Brussels Airport Says Building 'Stable,' Looking At Temporary Check-In Desks

Brussels Airport Says Building 'Stable,' Looking At Temporary Check-In Desks

A picture taken on March 22, 2016 shows the shattered glass facade of the departure hall of Brussels Airport in Zaventem following twin blasts. (AFP Photo)

Brussels, Belgium: Brussels Airport said Saturday an examination of the main building housing the departure hall wrecked by two suicide bombers showed the structure is stable and it will now see if temporary check-in desks can be installed.

In a separate earlier statement, Brussels Airport said it did not expect to be able to reopen before Tuesday, with a partial resumption of passenger services, as it repaired the damage and put in place new security measures.

"A team of engineers, technicians and independent external experts have carried out a first analysis of the damage caused by the explosions (Tuesday) ... after detectives released the terminal yesterday afternoon when they had concluded their investigations," it said in a statement.

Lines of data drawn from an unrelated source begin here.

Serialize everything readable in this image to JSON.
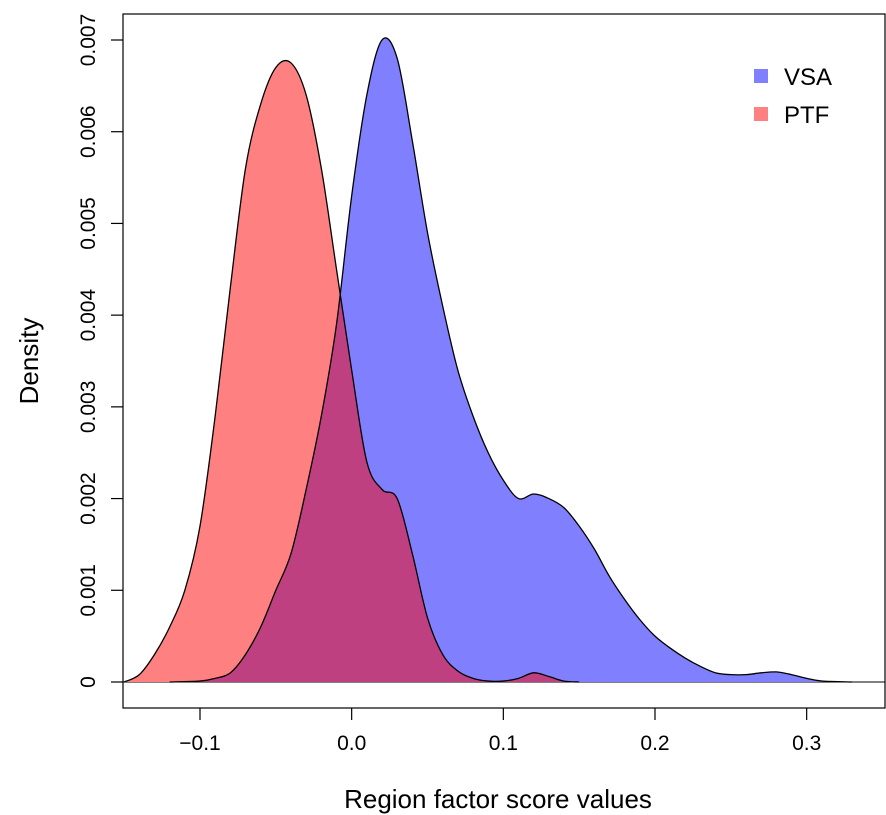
{
  "chart_data": {
    "type": "area",
    "title": "",
    "xlabel": "Region factor score values",
    "ylabel": "Density",
    "xlim": [
      -0.15,
      0.34
    ],
    "ylim": [
      0,
      0.0073
    ],
    "x_ticks": [
      {
        "value": -0.1,
        "label": "−0.1"
      },
      {
        "value": 0.0,
        "label": "0.0"
      },
      {
        "value": 0.1,
        "label": "0.1"
      },
      {
        "value": 0.2,
        "label": "0.2"
      },
      {
        "value": 0.3,
        "label": "0.3"
      }
    ],
    "y_ticks": [
      {
        "value": 0,
        "label": "0"
      },
      {
        "value": 0.001,
        "label": "0.001"
      },
      {
        "value": 0.002,
        "label": "0.002"
      },
      {
        "value": 0.003,
        "label": "0.003"
      },
      {
        "value": 0.004,
        "label": "0.004"
      },
      {
        "value": 0.005,
        "label": "0.005"
      },
      {
        "value": 0.006,
        "label": "0.006"
      },
      {
        "value": 0.007,
        "label": "0.007"
      }
    ],
    "grid": false,
    "legend_position": "top-right",
    "series": [
      {
        "name": "VSA",
        "color": "#8080ff",
        "points": [
          [
            -0.12,
            0
          ],
          [
            -0.1,
            1e-05
          ],
          [
            -0.09,
            4e-05
          ],
          [
            -0.08,
            0.0001
          ],
          [
            -0.07,
            0.0003
          ],
          [
            -0.06,
            0.0006
          ],
          [
            -0.05,
            0.001
          ],
          [
            -0.04,
            0.0014
          ],
          [
            -0.03,
            0.0021
          ],
          [
            -0.02,
            0.0029
          ],
          [
            -0.01,
            0.0039
          ],
          [
            0.0,
            0.0053
          ],
          [
            0.01,
            0.0064
          ],
          [
            0.02,
            0.007
          ],
          [
            0.03,
            0.0068
          ],
          [
            0.04,
            0.0059
          ],
          [
            0.05,
            0.0049
          ],
          [
            0.06,
            0.0041
          ],
          [
            0.07,
            0.0034
          ],
          [
            0.08,
            0.0029
          ],
          [
            0.09,
            0.0025
          ],
          [
            0.1,
            0.0022
          ],
          [
            0.11,
            0.002
          ],
          [
            0.12,
            0.00205
          ],
          [
            0.13,
            0.002
          ],
          [
            0.14,
            0.0019
          ],
          [
            0.15,
            0.0017
          ],
          [
            0.16,
            0.00145
          ],
          [
            0.17,
            0.00115
          ],
          [
            0.18,
            0.0009
          ],
          [
            0.19,
            0.00068
          ],
          [
            0.2,
            0.0005
          ],
          [
            0.21,
            0.00037
          ],
          [
            0.22,
            0.00026
          ],
          [
            0.23,
            0.00017
          ],
          [
            0.24,
            0.0001
          ],
          [
            0.25,
            8e-05
          ],
          [
            0.26,
            8e-05
          ],
          [
            0.27,
            0.0001
          ],
          [
            0.28,
            0.00011
          ],
          [
            0.29,
            8e-05
          ],
          [
            0.3,
            4e-05
          ],
          [
            0.31,
            1e-05
          ],
          [
            0.33,
            0
          ]
        ]
      },
      {
        "name": "PTF",
        "color": "#ff8080",
        "points": [
          [
            -0.15,
            0
          ],
          [
            -0.14,
            8e-05
          ],
          [
            -0.13,
            0.0003
          ],
          [
            -0.12,
            0.0006
          ],
          [
            -0.11,
            0.001
          ],
          [
            -0.1,
            0.0017
          ],
          [
            -0.09,
            0.0029
          ],
          [
            -0.08,
            0.0043
          ],
          [
            -0.07,
            0.0056
          ],
          [
            -0.06,
            0.0063
          ],
          [
            -0.05,
            0.0067
          ],
          [
            -0.04,
            0.00675
          ],
          [
            -0.03,
            0.0064
          ],
          [
            -0.02,
            0.0056
          ],
          [
            -0.01,
            0.0045
          ],
          [
            0.0,
            0.0034
          ],
          [
            0.01,
            0.0024
          ],
          [
            0.02,
            0.0021
          ],
          [
            0.03,
            0.002
          ],
          [
            0.04,
            0.0014
          ],
          [
            0.05,
            0.0007
          ],
          [
            0.06,
            0.0003
          ],
          [
            0.07,
            0.00012
          ],
          [
            0.08,
            4e-05
          ],
          [
            0.09,
            1e-05
          ],
          [
            0.1,
            1e-05
          ],
          [
            0.11,
            4e-05
          ],
          [
            0.12,
            0.0001
          ],
          [
            0.13,
            6e-05
          ],
          [
            0.14,
            1e-05
          ],
          [
            0.15,
            0
          ]
        ]
      }
    ],
    "overlap_color": "#bf4080"
  }
}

"This first, provisional analysis shows that both the main building and the connector building where hand luggage and passengers are checked, are stable. Brussels Airport will now investigate the possibilities to install temporary check-in desks."

Two suicide bombers blew themselves up in the departure hall, wrecking the concourse, and shortly afterwards another bomber hit the Brussels metro, leaving 31 dead in all and more than 300 wounded in Belgium's worst ever terror attack.

In Saturday's earlier statement, Brussels Airport gave no detail of what the new security measures would involve but immediately after Tuesday's attacks, there was a lot of criticism, especially of the fact that there were no systematic checks on passengers entering the departure hall.

The Easter weekend is normally one of the busiest of the year, with thousands of holidaymakers jetting off from Brussels to destinations worldwide.

Following the attacks, airlines moved operations to regional airports or even to neighbouring countries such as the Netherlands and Germany.

Low-cost pioneer Ryanair moved its Brussels flights to its main base at Charleroi airport, about an hour's drive south of the Belgian capital.